Bacaini.ID, JAKARTA – Di balik gemerlap lapangan golf Thailand yang hijau dan terawat, tersimpan kisah kelam penggunaan uang rakyat yang seharusnya mengalir untuk kepentingan energi nasional.
Muhammad Kerry Andrianto Riza, putra pengusaha minyak Riza Chalid, kini harus berhadapan dengan dakwaan jaksa yang mengungkap bagaimana dana sebesar Rp 176,39 miliar dari pembayaran sewa Terminal BBM Merak “menguap” untuk membiayai kegiatan golf mewah di Thailand.

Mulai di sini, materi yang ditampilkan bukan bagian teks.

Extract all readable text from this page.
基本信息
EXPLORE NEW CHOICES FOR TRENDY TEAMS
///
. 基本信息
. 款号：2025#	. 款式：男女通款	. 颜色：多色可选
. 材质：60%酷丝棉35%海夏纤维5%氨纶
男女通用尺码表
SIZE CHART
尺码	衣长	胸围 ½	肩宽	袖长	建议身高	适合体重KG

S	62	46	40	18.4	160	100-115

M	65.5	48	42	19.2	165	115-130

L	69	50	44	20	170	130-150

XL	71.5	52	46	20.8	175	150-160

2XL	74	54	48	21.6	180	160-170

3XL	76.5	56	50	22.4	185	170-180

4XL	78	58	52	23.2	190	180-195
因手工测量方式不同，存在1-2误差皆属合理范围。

Perjalanan Golf yang Mahal
Bayangkan sebuah perjalanan golf yang biayanya setara dengan anggaran pembangunan ratusan sekolah dasar. Itulah yang terjadi ketika Kerry dan kawan-kawannya memutuskan untuk “refreshing” ke Thailand menggunakan uang yang seharusnya menjadi bagian dari pengelolaan energi nasional.

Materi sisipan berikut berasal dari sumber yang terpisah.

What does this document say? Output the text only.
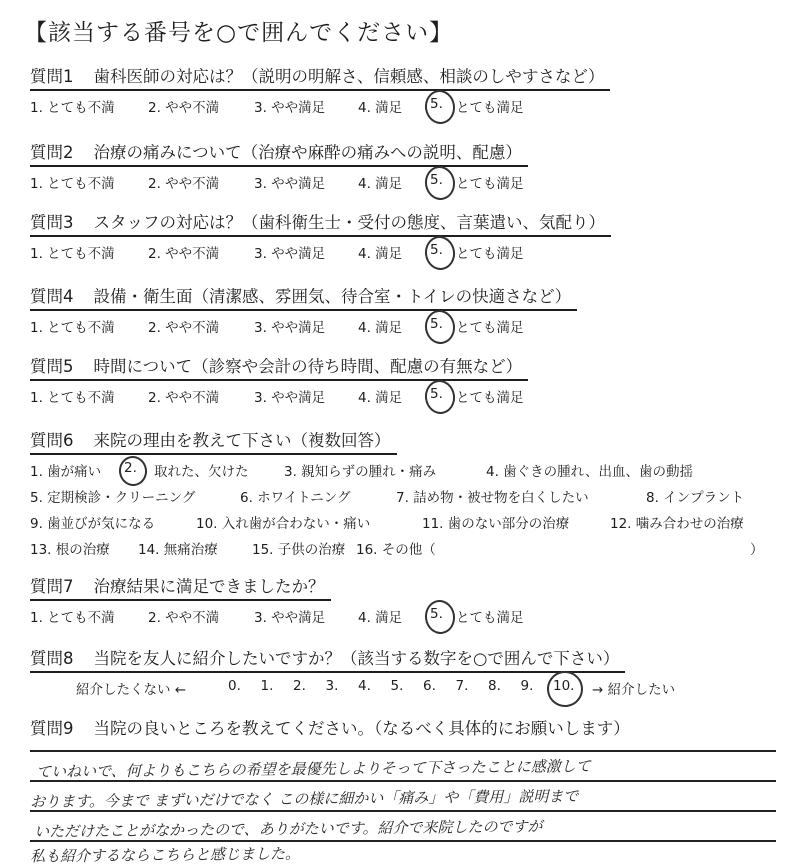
【該当する番号を○で囲んでください】
質問1 歯科医師の対応は？（説明の明解さ、信頼感、相談のしやすさなど）
1. とても不満 2. やや不満	3. やや満足 4. 満足 5. とても満足
質問2 治療の痛みについて（治療や麻酔の痛みへの説明、配慮）
1. とても不満 2. やや不満	3. やや満足 4. 満足 5. とても満足
質問3 スタッフの対応は？（歯科衛生士・受付の態度、言葉遣い、気配り）
1. とても不満 2. やや不満	3. やや満足 4. 満足 5. とても満足
質問4 設備・衛生面（清潔感、雰囲気、待合室・トイレの快適さなど）
1. とても不満 2. やや不満	3. やや満足 4. 満足 5. とても満足
質問5 時間について（診察や会計の待ち時間、配慮の有無など）
1. とても不満 2. やや不満	3. やや満足 4. 満足 5. とても満足
質問6 来院の理由を教えて下さい（複数回答）
1. 歯が痛い 2. 取れた、欠けた	3. 親知らずの腫れ・痛み	4. 歯ぐきの腫れ、出血、歯の動揺
5. 定期検診・クリーニング	6. ホワイトニング	7. 詰め物・被せ物を白くしたい	8. インプラント
9. 歯並びが気になる	10. 入れ歯が合わない・痛い	11. 歯のない部分の治療	12. 噛み合わせの治療
13. 根の治療 14. 無痛治療	15. 子供の治療 16. その他（	）
質問7 治療結果に満足できましたか？
1. とても不満 2. やや不満	3. やや満足 4. 満足 5. とても満足
質問8 当院を友人に紹介したいですか？（該当する数字を○で囲んで下さい）
紹介したくない ←	0. 1. 2. 3. 4. 5. 6. 7. 8. 9. 10. → 紹介したい
質問9 当院の良いところを教えてください。（なるべく具体的にお願いします）
ていねいで、何よりもこちらの希望を最優先しよりそって下さったことに感激して
おります。今まで まずいだけでなく この様に細かい「痛み」や「費用」説明まで
いただけたことがなかったので、ありがたいです。紹介で来院したのですが
私も紹介するならこちらと感じました。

Dalam rombongan golf eksklusif tersebut, tidak hanya Kerry yang menikmati fasilitas mewah. Gading Ramadhan Joedo, Dimas Werhaspati, hingga sejumlah pejabat PT Pertamina seperti Yoki Firnandi, Sani Dinar Saifuddin, Arief Sukmara, dan Agus Purwono turut merasakan kemewahan yang dibiayai dari kantong rakyat.
Jejak Uang yang Berbelit
Cerita dimulai dari Terminal BBM Merak, sebuah infrastruktur vital yang menjadi tulang punggung distribusi bahan bakar di Indonesia. Kerry bersama ayahnya, Riza Chalid, dan Gading Ramadhan Joedo diduga mengatur skenario penyewaan terminal melalui PT Oiltanking Merak kepada PT Pertamina.

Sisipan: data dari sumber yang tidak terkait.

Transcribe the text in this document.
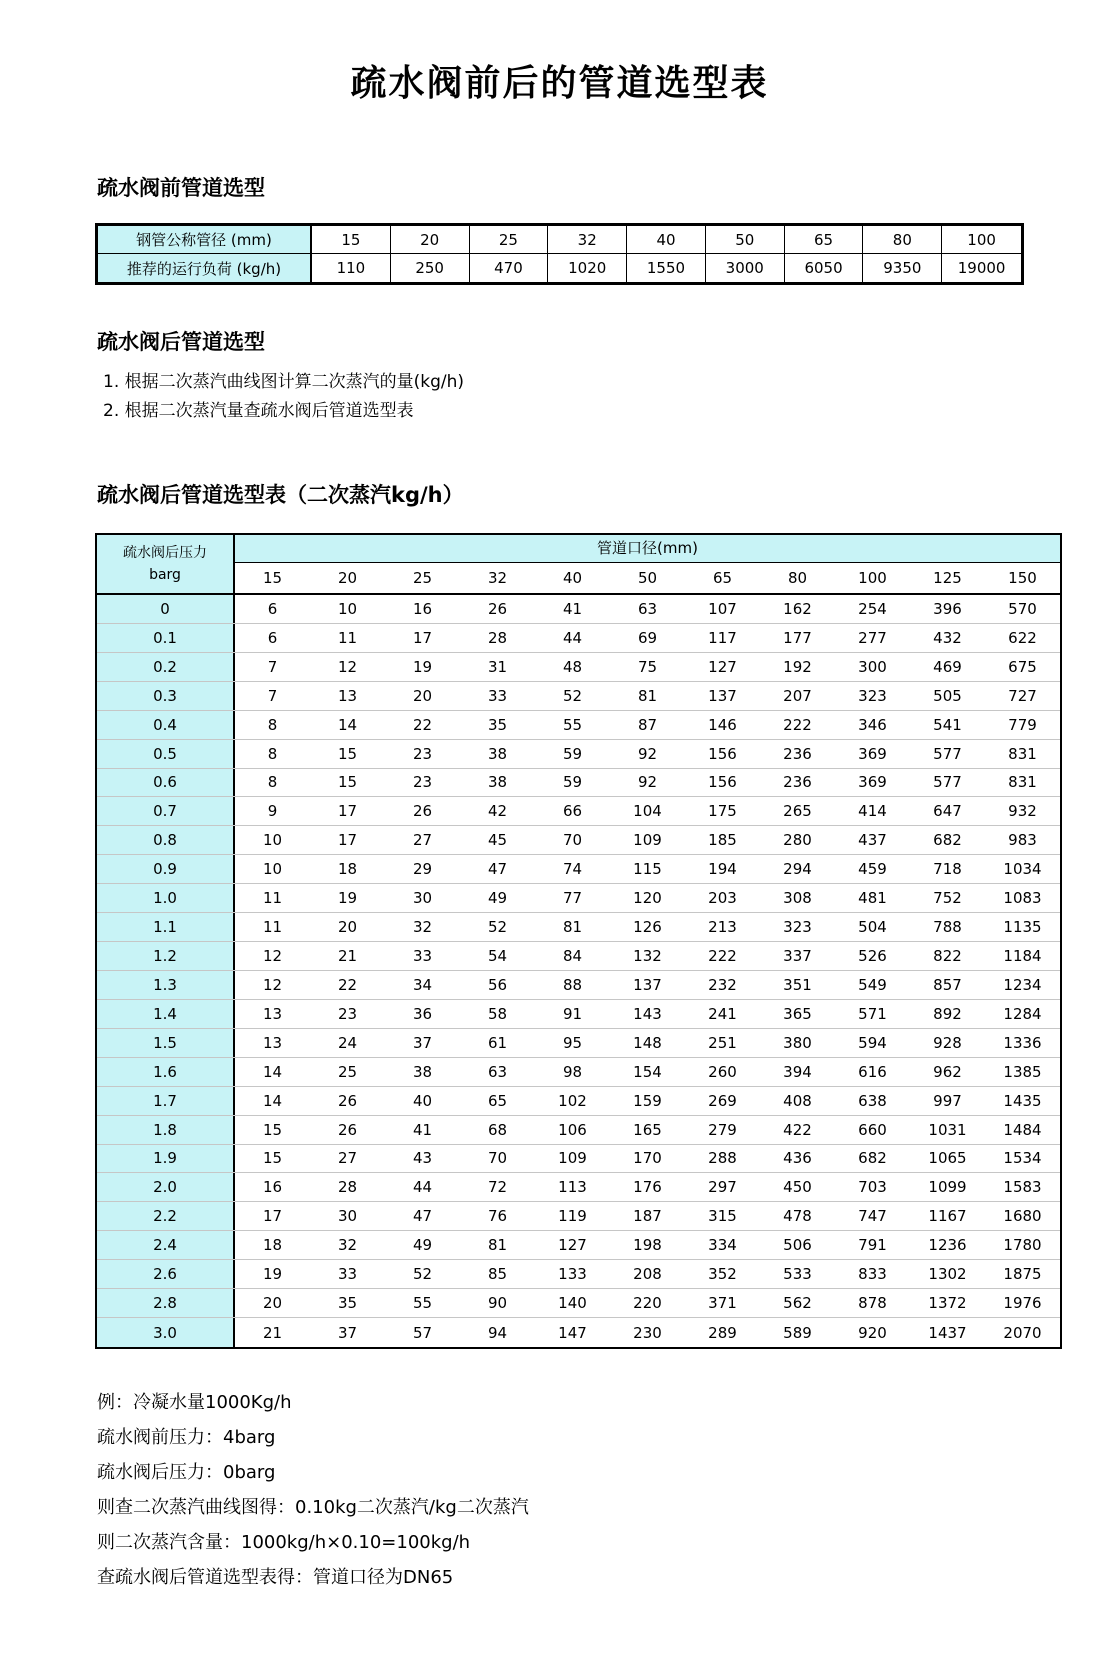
疏水阀前后的管道选型表
疏水阀前管道选型
钢管公称管径 (mm)	15	20	25	32	40	50	65	80	100
推荐的运行负荷 (kg/h)	110	250	470	1020	1550	3000	6050	9350	19000
疏水阀后管道选型
1. 根据二次蒸汽曲线图计算二次蒸汽的量(kg/h)
2. 根据二次蒸汽量查疏水阀后管道选型表
疏水阀后管道选型表（二次蒸汽kg/h）
疏水阀后压力
barg
管道口径(mm)
15	20	25	32	40	50	65	80	100	125	150
0	6	10	16	26	41	63	107	162	254	396	570
0.1	6	11	17	28	44	69	117	177	277	432	622
0.2	7	12	19	31	48	75	127	192	300	469	675
0.3	7	13	20	33	52	81	137	207	323	505	727
0.4	8	14	22	35	55	87	146	222	346	541	779
0.5	8	15	23	38	59	92	156	236	369	577	831
0.6	8	15	23	38	59	92	156	236	369	577	831
0.7	9	17	26	42	66	104	175	265	414	647	932
0.8	10	17	27	45	70	109	185	280	437	682	983
0.9	10	18	29	47	74	115	194	294	459	718	1034
1.0	11	19	30	49	77	120	203	308	481	752	1083
1.1	11	20	32	52	81	126	213	323	504	788	1135
1.2	12	21	33	54	84	132	222	337	526	822	1184
1.3	12	22	34	56	88	137	232	351	549	857	1234
1.4	13	23	36	58	91	143	241	365	571	892	1284
1.5	13	24	37	61	95	148	251	380	594	928	1336
1.6	14	25	38	63	98	154	260	394	616	962	1385
1.7	14	26	40	65	102	159	269	408	638	997	1435
1.8	15	26	41	68	106	165	279	422	660	1031	1484
1.9	15	27	43	70	109	170	288	436	682	1065	1534
2.0	16	28	44	72	113	176	297	450	703	1099	1583
2.2	17	30	47	76	119	187	315	478	747	1167	1680
2.4	18	32	49	81	127	198	334	506	791	1236	1780
2.6	19	33	52	85	133	208	352	533	833	1302	1875
2.8	20	35	55	90	140	220	371	562	878	1372	1976
3.0	21	37	57	94	147	230	289	589	920	1437	2070
例：冷凝水量1000Kg/h
疏水阀前压力：4barg
疏水阀后压力：0barg
则查二次蒸汽曲线图得：0.10kg二次蒸汽/kg二次蒸汽
则二次蒸汽含量：1000kg/h×0.10=100kg/h
查疏水阀后管道选型表得：管道口径为DN65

Yang mencengangkan, proses kerja sama ini dipercepat meskipun PT Oiltanking Merak belum memenuhi syarat pengadaan dan bahkan belum terdaftar sebagai vendor resmi Pertamina. Seperti membangun rumah tanpa fondasi, namun tetap dipaksakan berdiri.
Ketika Terminal Bukan Milik Sendiri
Ironi terbesar dalam kasus ini adalah PT Tangki Merak, yang diwakili Gading Ramadhan Joedo, menawarkan penyewaan terminal yang ternyata bukan milik mereka. Terminal tersebut sebenarnya milik PT Oiltanking Merak. Ibarat menjual rumah tetangga tanpa sepengetahuan pemiliknya.
Modus operandi ini menciptakan aliran dana yang menguntungkan para pelaku, namun merugikan negara hingga diperkirakan Rp 2,9 triliun. Angka yang fantastis untuk sebuah permainan golf di negeri orang.
Buron di Negeri Singa
Sementara anaknya harus menghadapi persidangan di Pengadilan Tindak Pidana Korupsi Jakarta Pusat, Riza Chalid sang dalang diduga telah melarikan diri ke Singapura. Seperti kapten kapal yang meninggalkan awaknya saat badai mengamuk.
Kasus ini bukan sekadar tentang golf atau perjalanan mewah, melainkan cerminan dari sistem yang memungkinkan uang rakyat dialihkan untuk kepentingan pribadi segelintir orang. Kerry kini menghadapi dakwaan memperkaya diri sebesar Rp 3,07 triliun dalam keseluruhan kasus korupsi minyak mentah dan produk kilang periode 2018-2023.
Pelajaran dari Lapangan Golf
Kisah ini mengingatkan kita bahwa setiap rupiah yang dikelola BUMN seharusnya dipertanggungjawabkan dengan transparan. Terminal BBM yang menjadi urat nadi distribusi energi nasional tidak boleh dijadikan “mesin ATM” pribadi untuk membiayai gaya hidup mewah.
Ketika Kerry dan rombongannya asyik bermain golf di Thailand, jutaan rakyat Indonesia masih berjuang memenuhi kebutuhan bahan bakar sehari-hari. Kontras yang menyakitkan antara kemewahan segelintir orang dengan perjuangan rakyat banyak.
Persidangan yang masih berlangsung diharapkan dapat mengungkap seluruh jaringan korupsi ini dan memberikan efek jera bagi siapa pun yang berani mengotak-atik uang rakyat untuk kepentingan pribadi. Karena pada akhirnya, setiap pukulan golf yang dibiayai uang rakyat adalah pukulan terhadap keadilan itu sendiri.